Monday, September 3, 2007

Emo-ness

I'm trying to figure out as I'm writing this, what is wrong with me. No, there's nothing wrong with me, but with me...either it makes sense to you or not. It's Murphy's Law isn't it, Diana. One day I'm up, and the next I'm down. Either that or it's the post-break depression. I know of a post-concert depression but I've never felt a post-break before. I can't really tell which one is worse. During my post-concert depressions I would feel sad, yet happy at least when I think of the concert. I would feel exhausted and sad for it to end, but not emo! Post break... well, perhaps it is the same. Am I missing the break? Not really. A few days at home and I was missing INTI and my crazy friends here already. What's there for me at home or in KL? My family, of course, but I'm trying to be stronger now people so I won't go there! Maybe I miss talking about KL... My third theory is...It's all Zaim's fault! (I'm kidding darling!) What I meant by that was that he was in a bad mood, and somehow I felt lousy too. (INTIANs, I know what you guys are thinking so stop that thought there and don’t give me those comment now or I'll bite you.) Can we b affected by emotions??? Hmh, that's a question I'll certainly ponder upon... (Sorry, I'm just babbling here, you’re allowed to go to the next page)

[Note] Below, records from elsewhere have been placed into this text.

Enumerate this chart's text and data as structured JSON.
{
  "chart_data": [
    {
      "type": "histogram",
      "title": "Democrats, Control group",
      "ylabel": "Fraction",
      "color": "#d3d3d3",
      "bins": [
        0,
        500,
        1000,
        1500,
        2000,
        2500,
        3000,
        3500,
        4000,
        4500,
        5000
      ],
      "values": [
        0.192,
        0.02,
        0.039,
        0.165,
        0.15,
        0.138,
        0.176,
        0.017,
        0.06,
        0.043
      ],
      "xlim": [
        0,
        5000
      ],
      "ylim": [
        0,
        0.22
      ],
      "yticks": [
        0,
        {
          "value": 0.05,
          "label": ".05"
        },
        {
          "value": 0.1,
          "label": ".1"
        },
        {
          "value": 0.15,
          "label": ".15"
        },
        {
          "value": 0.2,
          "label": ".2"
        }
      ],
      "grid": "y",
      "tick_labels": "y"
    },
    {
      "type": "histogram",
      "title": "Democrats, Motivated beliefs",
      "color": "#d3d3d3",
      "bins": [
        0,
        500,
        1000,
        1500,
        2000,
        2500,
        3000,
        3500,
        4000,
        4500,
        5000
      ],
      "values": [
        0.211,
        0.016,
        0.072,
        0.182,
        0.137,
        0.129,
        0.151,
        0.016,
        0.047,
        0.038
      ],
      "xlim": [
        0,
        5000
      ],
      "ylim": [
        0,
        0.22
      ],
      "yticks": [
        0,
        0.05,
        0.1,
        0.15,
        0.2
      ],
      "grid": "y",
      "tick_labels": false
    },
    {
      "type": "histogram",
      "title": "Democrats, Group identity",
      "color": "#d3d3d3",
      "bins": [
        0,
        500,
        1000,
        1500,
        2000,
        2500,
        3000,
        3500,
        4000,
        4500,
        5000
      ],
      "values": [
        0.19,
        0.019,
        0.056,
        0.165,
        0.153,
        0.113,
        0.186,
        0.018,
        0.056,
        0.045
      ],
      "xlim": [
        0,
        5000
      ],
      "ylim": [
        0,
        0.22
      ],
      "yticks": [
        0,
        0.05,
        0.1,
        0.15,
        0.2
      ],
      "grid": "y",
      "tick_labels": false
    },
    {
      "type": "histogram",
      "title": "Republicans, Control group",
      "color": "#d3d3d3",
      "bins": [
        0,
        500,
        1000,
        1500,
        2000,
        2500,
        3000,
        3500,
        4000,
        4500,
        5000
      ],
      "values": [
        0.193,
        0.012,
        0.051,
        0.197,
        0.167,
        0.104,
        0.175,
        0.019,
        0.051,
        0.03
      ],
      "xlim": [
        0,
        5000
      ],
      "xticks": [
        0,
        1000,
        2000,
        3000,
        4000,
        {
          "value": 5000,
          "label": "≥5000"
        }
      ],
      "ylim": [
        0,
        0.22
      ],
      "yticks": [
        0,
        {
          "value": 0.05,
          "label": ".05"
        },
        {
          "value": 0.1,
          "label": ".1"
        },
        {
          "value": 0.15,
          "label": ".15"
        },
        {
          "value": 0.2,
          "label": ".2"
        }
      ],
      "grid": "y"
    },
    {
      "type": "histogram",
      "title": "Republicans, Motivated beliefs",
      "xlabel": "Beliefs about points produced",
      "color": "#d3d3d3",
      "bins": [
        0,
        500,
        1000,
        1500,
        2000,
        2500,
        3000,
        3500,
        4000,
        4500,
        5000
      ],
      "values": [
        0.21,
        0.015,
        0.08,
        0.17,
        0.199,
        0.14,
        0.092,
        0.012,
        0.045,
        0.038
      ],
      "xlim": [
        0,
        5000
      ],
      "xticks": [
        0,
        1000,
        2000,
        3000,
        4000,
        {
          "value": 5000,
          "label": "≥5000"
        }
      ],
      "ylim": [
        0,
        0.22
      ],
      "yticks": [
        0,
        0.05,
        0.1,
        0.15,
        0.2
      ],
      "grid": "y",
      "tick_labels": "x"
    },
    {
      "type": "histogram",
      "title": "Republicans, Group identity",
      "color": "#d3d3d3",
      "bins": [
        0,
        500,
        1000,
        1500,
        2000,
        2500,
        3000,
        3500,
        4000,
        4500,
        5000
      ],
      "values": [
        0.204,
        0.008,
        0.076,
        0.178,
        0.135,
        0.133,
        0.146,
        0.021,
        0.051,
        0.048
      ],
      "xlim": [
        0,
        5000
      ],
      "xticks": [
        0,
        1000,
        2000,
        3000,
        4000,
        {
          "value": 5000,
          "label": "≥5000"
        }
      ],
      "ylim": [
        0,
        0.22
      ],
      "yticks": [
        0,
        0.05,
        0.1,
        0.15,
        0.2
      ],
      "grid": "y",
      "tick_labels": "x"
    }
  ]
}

Or maybe because of that thing. Read previous entry.

Or maybe because my car has been disappointing me BADLY these past few weeks. I don't know. I've changed the batteries before starting at INTI. I’ve send it to the workshop after it embarrassed me in front of Nadia. Now, almost every time I went out it'll definitely break down. Why Whitey, why?? (Whitey is the name my friend Asilah gave to my car the first day I drove to school :)) I love that little kancil, I really do. That's the thing I will kiss first thing when I come home. That's the thing I'm going to hug almost each night. That's my baby. (Not my bini, to that certain someone who understands)

Or maybe cause I have tests coming? I don’t think so... Chem, I have studied and like Elly said, it's just a repetition of form 5. Calc, Mr. Fo just said it's going to be next week and it's only on 1 and a 1/2 chapters. Psychology...let's just say I'm going to use my favorite strategy...TAWAKAL! ENL? There's going to b a test next week, and I’ll only know what it’ll be of, tomorrow.

Haih...I don’t know...Mood swings? I hate mood swings. I don't even BELIEVE in mood swings. That's why I'm trying my best to smile... so help me put a smile on my face people!!! :))

While I'm writing this, I just came back from the library. I accompanied Sofiya and Elly for a while as they were having their psychology research discussion. I did my calculus work and done with it. When my group is going to have another discussion...I'll talk to Lei Kheng about that. I don’t have classes anymore after this. Ms Pari postponed our Chem classes for yesterday and today. Right now, I just want to sit here on my bed and ponder...

-C-

p/s: I'm listening to BSB's old songs and it reminds me of my childhood... Oh how I miss those carefree days...

p/p/s: Just wanna say a HUGE WELCOME to Syar!!! Thanks for stopping by! Make sure you come back! Syar is someone I met at the Majlis Anugerah Cemerlang Negeri Selangor something2 last 3 months...I think. She's a Malaysian Top Student as me too. How r u doing girl?! :)

p/p/p/s: I promise this is the last! ...CHECK OUT MY NEW BF, BEN DEIGNAN!!!

added later: Sofiya made me laugh like HELL! Thanks babe!

1 comment:

Anonymous said...

Hehe..''I Think'..Yes, I'm the one you met 3 months ago. I'm good. I lost your number btw. SIM card I gila. hehe.